I didn't know about it, but I don't find those slides compelling, not at all. Fo...

ahachete · on April 8, 2016

Sure, there's CASCADE, but as you pointed out it has several drawbacks.

That's why ideally natural keys should be immutable. That has many advantages over surrogate keys.

There's a follow up post (posts) to this presentation: http://www.databasesoup.com/2015/03/primary-keyvil-reprised.... where many problems caused by the abuse of surrogate keys are illustrated.

But the main point is simple: surrogate keys (abuse) is an easy way to data corruption. Not in the sense of durability as in ACID, but in the sense of humans (manually or by bugs in the software) duplicating information that is not enforced to be unique thanks to using non-sense surrogate keys as the uniqueness criteria.

Tenhundfeld · on April 8, 2016

If a combination of data should always be unique in a table, you should put a unique constraint/index on those columns to ensure that data integrity. I think that's mostly unrelated to the surrogate key vs natural key debate.

Your point about immutable keys is important, I think. A "natural key" can mean different things, as I understand the term. You could call a person's social security number a natural key, which for the record is a bad idea as they can change . But you could also call the combination of user_id and reservation_id a composite natural key, which is immutable and not so bad in my book. I'd still use a surrogate key though.

It might seem like I care about this more than I actually do. I've just found over the years of writing systems that I fairly often regretted not having a surrogate key on a table, but I've never once regretted adding a surrogate key that ended up not being essential.

What I've seen happen is that the data model expands/changes and I need to reference a join table. I might just start out referencing it by the composite natural key. Then the model changes again, and now I need to add another piece of data that changes the natural key.
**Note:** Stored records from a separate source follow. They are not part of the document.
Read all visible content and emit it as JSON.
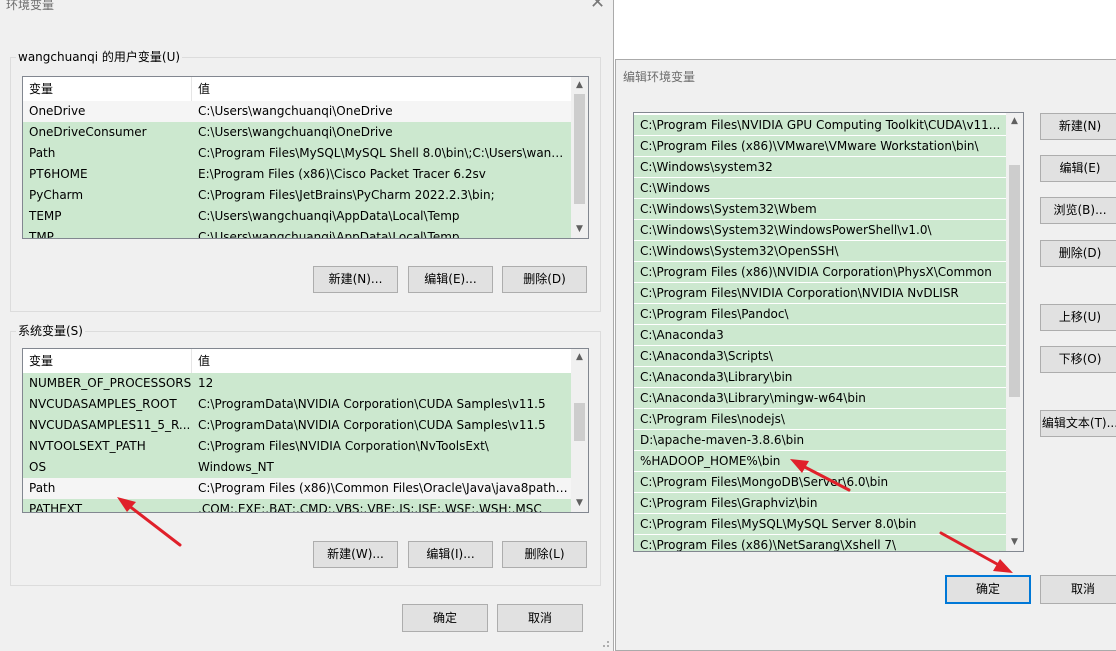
{
  "env_window": {
    "title": "环境变量",
    "user_group_label": "wangchuanqi 的用户变量(U)",
    "columns": [
      "变量",
      "值"
    ],
    "user_vars": [
      {
        "name": "OneDrive",
        "value": "C:\\Users\\wangchuanqi\\OneDrive"
      },
      {
        "name": "OneDriveConsumer",
        "value": "C:\\Users\\wangchuanqi\\OneDrive"
      },
      {
        "name": "Path",
        "value": "C:\\Program Files\\MySQL\\MySQL Shell 8.0\\bin\\;C:\\Users\\wang..."
      },
      {
        "name": "PT6HOME",
        "value": "E:\\Program Files (x86)\\Cisco Packet Tracer 6.2sv"
      },
      {
        "name": "PyCharm",
        "value": "C:\\Program Files\\JetBrains\\PyCharm 2022.2.3\\bin;"
      },
      {
        "name": "TEMP",
        "value": "C:\\Users\\wangchuanqi\\AppData\\Local\\Temp"
      },
      {
        "name": "TMP",
        "value": "C:\\Users\\wangchuanqi\\AppData\\Local\\Temp"
      }
    ],
    "user_buttons": {
      "new": "新建(N)...",
      "edit": "编辑(E)...",
      "delete": "删除(D)"
    },
    "system_group_label": "系统变量(S)",
    "system_vars": [
      {
        "name": "NUMBER_OF_PROCESSORS",
        "value": "12"
      },
      {
        "name": "NVCUDASAMPLES_ROOT",
        "value": "C:\\ProgramData\\NVIDIA Corporation\\CUDA Samples\\v11.5"
      },
      {
        "name": "NVCUDASAMPLES11_5_R...",
        "value": "C:\\ProgramData\\NVIDIA Corporation\\CUDA Samples\\v11.5"
      },
      {
        "name": "NVTOOLSEXT_PATH",
        "value": "C:\\Program Files\\NVIDIA Corporation\\NvToolsExt\\"
      },
      {
        "name": "OS",
        "value": "Windows_NT"
      },
      {
        "name": "Path",
        "value": "C:\\Program Files (x86)\\Common Files\\Oracle\\Java\\java8path;..."
      },
      {
        "name": "PATHEXT",
        "value": ".COM;.EXE;.BAT;.CMD;.VBS;.VBE;.JS;.JSE;.WSF;.WSH;.MSC"
      }
    ],
    "system_buttons": {
      "new": "新建(W)...",
      "edit": "编辑(I)...",
      "delete": "删除(L)"
    },
    "ok": "确定",
    "cancel": "取消"
  },
  "edit_window": {
    "title": "编辑环境变量",
    "paths": [
      "C:\\Program Files\\NVIDIA GPU Computing Toolkit\\CUDA\\v11...",
      "C:\\Program Files (x86)\\VMware\\VMware Workstation\\bin\\",
      "C:\\Windows\\system32",
      "C:\\Windows",
      "C:\\Windows\\System32\\Wbem",
      "C:\\Windows\\System32\\WindowsPowerShell\\v1.0\\",
      "C:\\Windows\\System32\\OpenSSH\\",
      "C:\\Program Files (x86)\\NVIDIA Corporation\\PhysX\\Common",
      "C:\\Program Files\\NVIDIA Corporation\\NVIDIA NvDLISR",
      "C:\\Program Files\\Pandoc\\",
      "C:\\Anaconda3",
      "C:\\Anaconda3\\Scripts\\",
      "C:\\Anaconda3\\Library\\bin",
      "C:\\Anaconda3\\Library\\mingw-w64\\bin",
      "C:\\Program Files\\nodejs\\",
      "D:\\apache-maven-3.8.6\\bin",
      "%HADOOP_HOME%\\bin",
      "C:\\Program Files\\MongoDB\\Server\\6.0\\bin",
      "C:\\Program Files\\Graphviz\\bin",
      "C:\\Program Files\\MySQL\\MySQL Server 8.0\\bin",
      "C:\\Program Files (x86)\\NetSarang\\Xshell 7\\"
    ],
    "buttons": {
      "new": "新建(N)",
      "edit": "编辑(E)",
      "browse": "浏览(B)...",
      "delete": "删除(D)",
      "move_up": "上移(U)",
      "move_down": "下移(O)",
      "edit_text": "编辑文本(T)..."
    },
    "ok": "确定",
    "cancel": "取消"
  },
  "colors": {
    "row_highlight": "#cce8cf",
    "annotation_arrow": "#e0202a",
    "default_button_border": "#0078d7"
  }
}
For example, maybe the natural key was (user_id, reservation_id), but now it's (user_id, reservation_id, membership_type_id). Now I need to think about anywhere I referenced that join table by the natural key.

ahachete · on April 8, 2016

Unfortunately, UNIQUE is not enough to prevent the kind of errors I am talking about. They are only easily prevented if the PRIMARY KEY is a natural key.

I have seen many cases where concepts that are UNIQUE NOT NULL for a given business case are ignored as natural keys and surrogate keys are used instead. This results in "duplicated" records (from a business logic perspective) that often end up being manually cleaned, resulting in costs in the orders of 10s of thousands. Not funny.

The idea of a primary key is that you are guaranteed 0 or 1 results, but in the absence of UNIQUE and NOT NULL you may get more than one. That's a powerful abstraction. If your business logic determine that a given attribute or combination of attributes satisfies that condition, that deserves to be the row key.

If you rather use a surrogate key:

a) either you also have to enforce UNIQUE and specially NOT NULL on those attributes (apart from the PK) which is definitely not free lunch (extra indexes, more expensive joins, not benefiting from index-only scans)

b) or often someone forgets either the UNIQUE or NOT NULL on the attribute(s) that have to be constrained as such and data integrity is compromised.

Both cases are bad enough. What's the justification to systematically use surrogate keys then?

koide · on April 10, 2016

a) Premature optimization b) Implementation mistake

Using natural keys may offer better performance in certain cases, but does not protect you from b, as you might select a wrong key, or even forget about putting a PK on the table, for example.

Surrogates help you manage the ever changing and interconnected world: the immutable name of something that has been shared between systems is no longer immutable? This type of scenario is also very common and can cost thousands as well.

Which type of problem is more likely in your application? That's up to you to decide.